The response of those who justify personal public rebuke is: “They didn’t sin against me.” If that is the case, shouldn’t that make you less apt to rebuke, not more? First, this scripture makes no distinction between public, and private sins. Second, the heart of the text is one of reconciliation. “If the other person listens and confesses it, you have won that person back.”
We are to confront personally so that we have to engage in “log removal,” before confronting a brother about a “splinter.” The idea is that we must have a compassionate attitude, humble heart, and a RELATIONSHIP with the individual in question. What possible harm can be done taking the time to call, email, or God forbid have a face to face meeting to understand and then confront a brother? If you don’t have time for the relationship, why do you have enough time to rip them?
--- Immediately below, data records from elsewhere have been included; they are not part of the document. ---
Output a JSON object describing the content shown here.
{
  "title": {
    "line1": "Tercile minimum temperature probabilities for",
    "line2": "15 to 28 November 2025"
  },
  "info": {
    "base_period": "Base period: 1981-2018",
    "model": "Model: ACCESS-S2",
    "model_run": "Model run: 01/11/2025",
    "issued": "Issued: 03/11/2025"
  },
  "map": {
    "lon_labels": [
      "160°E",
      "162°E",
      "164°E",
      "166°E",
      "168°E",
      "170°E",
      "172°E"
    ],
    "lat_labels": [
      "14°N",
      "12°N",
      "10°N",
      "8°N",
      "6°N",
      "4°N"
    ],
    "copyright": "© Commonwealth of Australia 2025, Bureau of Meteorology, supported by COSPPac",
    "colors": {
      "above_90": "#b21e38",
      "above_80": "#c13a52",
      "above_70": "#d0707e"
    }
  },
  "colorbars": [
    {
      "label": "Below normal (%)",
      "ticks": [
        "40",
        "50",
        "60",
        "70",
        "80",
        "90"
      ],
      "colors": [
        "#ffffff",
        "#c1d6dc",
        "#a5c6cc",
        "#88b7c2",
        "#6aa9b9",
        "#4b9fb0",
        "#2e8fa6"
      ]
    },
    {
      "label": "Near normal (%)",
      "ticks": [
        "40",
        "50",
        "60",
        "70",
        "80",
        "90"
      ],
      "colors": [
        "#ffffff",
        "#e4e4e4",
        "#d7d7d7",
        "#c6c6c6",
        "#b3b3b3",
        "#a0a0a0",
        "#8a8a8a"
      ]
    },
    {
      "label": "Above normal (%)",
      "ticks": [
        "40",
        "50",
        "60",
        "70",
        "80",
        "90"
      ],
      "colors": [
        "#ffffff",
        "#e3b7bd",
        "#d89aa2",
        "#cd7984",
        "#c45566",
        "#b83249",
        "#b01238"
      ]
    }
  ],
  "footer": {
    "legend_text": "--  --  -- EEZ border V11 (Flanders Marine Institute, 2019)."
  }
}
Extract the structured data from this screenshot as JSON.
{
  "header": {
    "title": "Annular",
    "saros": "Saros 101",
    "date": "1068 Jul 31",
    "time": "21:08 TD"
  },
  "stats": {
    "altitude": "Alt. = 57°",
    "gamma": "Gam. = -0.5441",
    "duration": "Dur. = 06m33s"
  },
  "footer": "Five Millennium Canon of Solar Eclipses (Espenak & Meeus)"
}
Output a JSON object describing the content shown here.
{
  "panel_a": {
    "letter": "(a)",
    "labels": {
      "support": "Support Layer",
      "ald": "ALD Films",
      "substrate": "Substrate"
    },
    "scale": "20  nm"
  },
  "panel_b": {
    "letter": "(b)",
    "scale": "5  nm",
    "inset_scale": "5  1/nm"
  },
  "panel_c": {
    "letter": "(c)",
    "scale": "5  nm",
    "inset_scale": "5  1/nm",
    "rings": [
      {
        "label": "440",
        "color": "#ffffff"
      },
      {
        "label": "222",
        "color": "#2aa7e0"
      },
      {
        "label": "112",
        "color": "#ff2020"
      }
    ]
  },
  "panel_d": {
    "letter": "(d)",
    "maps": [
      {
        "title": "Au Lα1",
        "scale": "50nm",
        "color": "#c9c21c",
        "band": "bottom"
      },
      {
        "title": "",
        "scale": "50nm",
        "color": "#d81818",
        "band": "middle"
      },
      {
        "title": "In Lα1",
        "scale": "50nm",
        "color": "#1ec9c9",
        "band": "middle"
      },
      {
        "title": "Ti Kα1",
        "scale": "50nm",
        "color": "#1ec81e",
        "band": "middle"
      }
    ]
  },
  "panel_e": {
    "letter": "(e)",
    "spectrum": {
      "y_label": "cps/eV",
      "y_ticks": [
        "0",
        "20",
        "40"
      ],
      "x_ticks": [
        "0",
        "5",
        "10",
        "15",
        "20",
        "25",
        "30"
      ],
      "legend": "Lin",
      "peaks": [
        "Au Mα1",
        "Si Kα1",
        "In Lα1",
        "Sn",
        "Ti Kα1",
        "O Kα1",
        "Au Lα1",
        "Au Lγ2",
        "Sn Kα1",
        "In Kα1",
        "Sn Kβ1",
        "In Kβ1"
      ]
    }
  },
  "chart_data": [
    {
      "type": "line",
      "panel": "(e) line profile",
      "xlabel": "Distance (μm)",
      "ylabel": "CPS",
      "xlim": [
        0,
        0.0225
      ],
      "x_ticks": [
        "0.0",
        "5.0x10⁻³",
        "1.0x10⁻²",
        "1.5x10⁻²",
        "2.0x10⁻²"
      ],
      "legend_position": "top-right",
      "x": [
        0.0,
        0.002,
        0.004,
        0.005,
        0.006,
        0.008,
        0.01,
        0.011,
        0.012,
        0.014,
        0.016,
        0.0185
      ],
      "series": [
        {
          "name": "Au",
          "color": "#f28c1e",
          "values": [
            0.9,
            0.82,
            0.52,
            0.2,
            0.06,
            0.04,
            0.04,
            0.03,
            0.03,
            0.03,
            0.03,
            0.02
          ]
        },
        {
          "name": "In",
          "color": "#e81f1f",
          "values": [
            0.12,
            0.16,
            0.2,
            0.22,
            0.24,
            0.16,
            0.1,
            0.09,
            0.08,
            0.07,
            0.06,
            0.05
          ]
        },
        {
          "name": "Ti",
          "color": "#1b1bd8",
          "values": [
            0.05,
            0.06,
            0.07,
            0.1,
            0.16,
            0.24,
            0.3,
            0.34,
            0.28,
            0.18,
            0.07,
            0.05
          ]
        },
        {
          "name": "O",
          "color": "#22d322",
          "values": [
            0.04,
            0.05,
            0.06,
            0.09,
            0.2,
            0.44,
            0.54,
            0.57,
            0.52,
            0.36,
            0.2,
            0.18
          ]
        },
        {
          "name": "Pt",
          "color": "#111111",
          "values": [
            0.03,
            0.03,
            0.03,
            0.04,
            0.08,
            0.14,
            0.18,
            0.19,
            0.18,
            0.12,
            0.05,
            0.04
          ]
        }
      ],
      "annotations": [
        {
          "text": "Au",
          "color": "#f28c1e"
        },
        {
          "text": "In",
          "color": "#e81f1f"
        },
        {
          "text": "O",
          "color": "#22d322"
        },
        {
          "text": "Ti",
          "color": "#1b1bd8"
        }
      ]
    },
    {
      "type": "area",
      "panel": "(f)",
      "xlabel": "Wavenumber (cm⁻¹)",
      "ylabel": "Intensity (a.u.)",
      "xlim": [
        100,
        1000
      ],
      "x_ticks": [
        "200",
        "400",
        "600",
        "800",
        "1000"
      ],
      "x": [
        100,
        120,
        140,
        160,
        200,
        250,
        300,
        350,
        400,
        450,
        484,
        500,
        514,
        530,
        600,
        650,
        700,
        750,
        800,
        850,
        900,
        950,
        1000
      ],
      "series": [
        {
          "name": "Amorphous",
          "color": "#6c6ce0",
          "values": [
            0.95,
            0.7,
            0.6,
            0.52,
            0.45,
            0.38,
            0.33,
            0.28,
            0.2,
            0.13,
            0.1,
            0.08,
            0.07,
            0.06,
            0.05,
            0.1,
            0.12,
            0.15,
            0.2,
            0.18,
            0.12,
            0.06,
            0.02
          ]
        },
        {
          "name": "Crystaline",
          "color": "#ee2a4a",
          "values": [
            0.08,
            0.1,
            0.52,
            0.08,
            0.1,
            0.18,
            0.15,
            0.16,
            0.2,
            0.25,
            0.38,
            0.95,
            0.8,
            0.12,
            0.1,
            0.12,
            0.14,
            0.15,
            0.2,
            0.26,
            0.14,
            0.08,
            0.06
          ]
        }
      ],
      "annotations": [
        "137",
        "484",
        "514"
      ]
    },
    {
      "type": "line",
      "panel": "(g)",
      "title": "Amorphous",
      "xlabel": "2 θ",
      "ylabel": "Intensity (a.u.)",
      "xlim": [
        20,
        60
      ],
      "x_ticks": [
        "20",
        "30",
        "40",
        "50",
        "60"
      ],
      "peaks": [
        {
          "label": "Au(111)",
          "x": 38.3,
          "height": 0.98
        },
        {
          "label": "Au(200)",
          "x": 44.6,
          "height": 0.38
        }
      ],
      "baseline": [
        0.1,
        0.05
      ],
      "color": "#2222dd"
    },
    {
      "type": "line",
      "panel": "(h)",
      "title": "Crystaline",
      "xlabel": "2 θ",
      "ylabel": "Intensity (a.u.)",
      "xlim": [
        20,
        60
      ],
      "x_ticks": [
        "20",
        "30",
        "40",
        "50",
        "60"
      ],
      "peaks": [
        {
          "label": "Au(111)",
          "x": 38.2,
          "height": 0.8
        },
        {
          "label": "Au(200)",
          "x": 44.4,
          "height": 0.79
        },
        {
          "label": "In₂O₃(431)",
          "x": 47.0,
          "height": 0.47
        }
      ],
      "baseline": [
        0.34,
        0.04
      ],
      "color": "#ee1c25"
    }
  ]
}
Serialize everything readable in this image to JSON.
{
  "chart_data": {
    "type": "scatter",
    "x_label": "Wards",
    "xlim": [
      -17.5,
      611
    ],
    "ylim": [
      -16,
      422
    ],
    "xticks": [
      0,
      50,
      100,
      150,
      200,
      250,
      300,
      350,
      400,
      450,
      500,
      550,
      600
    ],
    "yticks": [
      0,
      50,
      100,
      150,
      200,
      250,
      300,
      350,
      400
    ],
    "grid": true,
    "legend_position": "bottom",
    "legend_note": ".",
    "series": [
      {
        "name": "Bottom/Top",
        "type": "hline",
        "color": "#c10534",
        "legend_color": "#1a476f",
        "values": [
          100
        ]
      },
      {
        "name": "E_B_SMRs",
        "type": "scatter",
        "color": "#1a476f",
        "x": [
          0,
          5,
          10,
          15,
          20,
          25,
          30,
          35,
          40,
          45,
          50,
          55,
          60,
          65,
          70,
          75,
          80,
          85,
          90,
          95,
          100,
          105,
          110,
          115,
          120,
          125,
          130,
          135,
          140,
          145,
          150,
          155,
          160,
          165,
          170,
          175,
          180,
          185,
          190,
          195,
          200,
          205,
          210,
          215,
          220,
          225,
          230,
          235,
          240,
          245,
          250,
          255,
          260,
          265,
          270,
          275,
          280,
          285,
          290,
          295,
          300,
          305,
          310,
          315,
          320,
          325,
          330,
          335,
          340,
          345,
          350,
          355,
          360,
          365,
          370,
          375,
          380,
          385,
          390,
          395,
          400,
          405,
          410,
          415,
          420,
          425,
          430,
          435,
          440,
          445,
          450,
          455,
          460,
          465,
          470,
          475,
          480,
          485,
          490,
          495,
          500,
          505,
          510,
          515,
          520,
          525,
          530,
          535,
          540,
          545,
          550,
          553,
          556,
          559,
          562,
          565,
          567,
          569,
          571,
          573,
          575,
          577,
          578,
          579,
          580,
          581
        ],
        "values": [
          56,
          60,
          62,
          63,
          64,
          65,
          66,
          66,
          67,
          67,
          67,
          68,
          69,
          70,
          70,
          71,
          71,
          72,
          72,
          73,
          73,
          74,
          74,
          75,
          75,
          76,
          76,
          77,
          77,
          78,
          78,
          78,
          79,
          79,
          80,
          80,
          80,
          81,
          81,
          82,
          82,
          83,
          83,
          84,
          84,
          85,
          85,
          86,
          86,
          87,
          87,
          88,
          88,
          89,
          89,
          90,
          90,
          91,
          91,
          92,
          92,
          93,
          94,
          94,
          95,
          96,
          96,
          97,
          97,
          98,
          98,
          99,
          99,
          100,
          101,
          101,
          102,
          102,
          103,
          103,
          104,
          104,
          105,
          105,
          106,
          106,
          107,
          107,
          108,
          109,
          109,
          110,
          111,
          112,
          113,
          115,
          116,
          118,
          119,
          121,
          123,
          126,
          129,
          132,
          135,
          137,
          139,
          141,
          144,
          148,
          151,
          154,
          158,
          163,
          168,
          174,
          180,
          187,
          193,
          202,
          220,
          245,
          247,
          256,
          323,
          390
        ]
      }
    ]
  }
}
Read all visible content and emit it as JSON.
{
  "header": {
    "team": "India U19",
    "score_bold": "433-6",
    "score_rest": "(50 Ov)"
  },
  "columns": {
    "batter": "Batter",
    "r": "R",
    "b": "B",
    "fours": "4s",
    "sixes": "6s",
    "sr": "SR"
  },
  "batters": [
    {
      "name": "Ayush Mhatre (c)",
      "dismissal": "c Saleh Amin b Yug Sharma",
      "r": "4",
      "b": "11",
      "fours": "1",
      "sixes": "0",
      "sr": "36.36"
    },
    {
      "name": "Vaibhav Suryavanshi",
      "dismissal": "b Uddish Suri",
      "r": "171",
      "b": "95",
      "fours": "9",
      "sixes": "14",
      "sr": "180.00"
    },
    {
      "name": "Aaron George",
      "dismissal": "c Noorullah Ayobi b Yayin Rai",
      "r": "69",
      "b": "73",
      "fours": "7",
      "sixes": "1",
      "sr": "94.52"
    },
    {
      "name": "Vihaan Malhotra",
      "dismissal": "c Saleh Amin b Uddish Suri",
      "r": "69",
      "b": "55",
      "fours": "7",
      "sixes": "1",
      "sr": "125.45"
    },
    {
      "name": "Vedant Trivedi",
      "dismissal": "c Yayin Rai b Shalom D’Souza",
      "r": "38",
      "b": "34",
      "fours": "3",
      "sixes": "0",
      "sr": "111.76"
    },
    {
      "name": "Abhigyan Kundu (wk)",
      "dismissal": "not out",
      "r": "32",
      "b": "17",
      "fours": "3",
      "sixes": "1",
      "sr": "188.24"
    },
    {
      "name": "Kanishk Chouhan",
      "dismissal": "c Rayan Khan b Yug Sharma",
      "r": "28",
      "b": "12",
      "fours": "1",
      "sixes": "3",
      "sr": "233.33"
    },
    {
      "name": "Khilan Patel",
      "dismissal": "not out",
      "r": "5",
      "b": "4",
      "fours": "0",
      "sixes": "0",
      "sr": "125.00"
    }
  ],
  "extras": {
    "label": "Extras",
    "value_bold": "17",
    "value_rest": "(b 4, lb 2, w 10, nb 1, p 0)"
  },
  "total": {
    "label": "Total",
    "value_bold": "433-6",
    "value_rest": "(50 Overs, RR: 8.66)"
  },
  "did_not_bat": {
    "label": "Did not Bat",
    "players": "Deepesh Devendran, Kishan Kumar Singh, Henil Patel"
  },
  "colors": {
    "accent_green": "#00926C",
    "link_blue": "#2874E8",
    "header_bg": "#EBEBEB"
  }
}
There is certainly nothing wrong with preaching correct doctrine and passionately pursuing truth, but rebuking a believer personally is a different matter. I think it’s remarkable that Jesus tells His disciples, “So practice and obey whatever they tell you, but don't follow their example. For they don't practice what they teach. Why? Because as important as correct teaching is, one must still love thy neighbor. Just remember: A bully with a Bible is still a bully.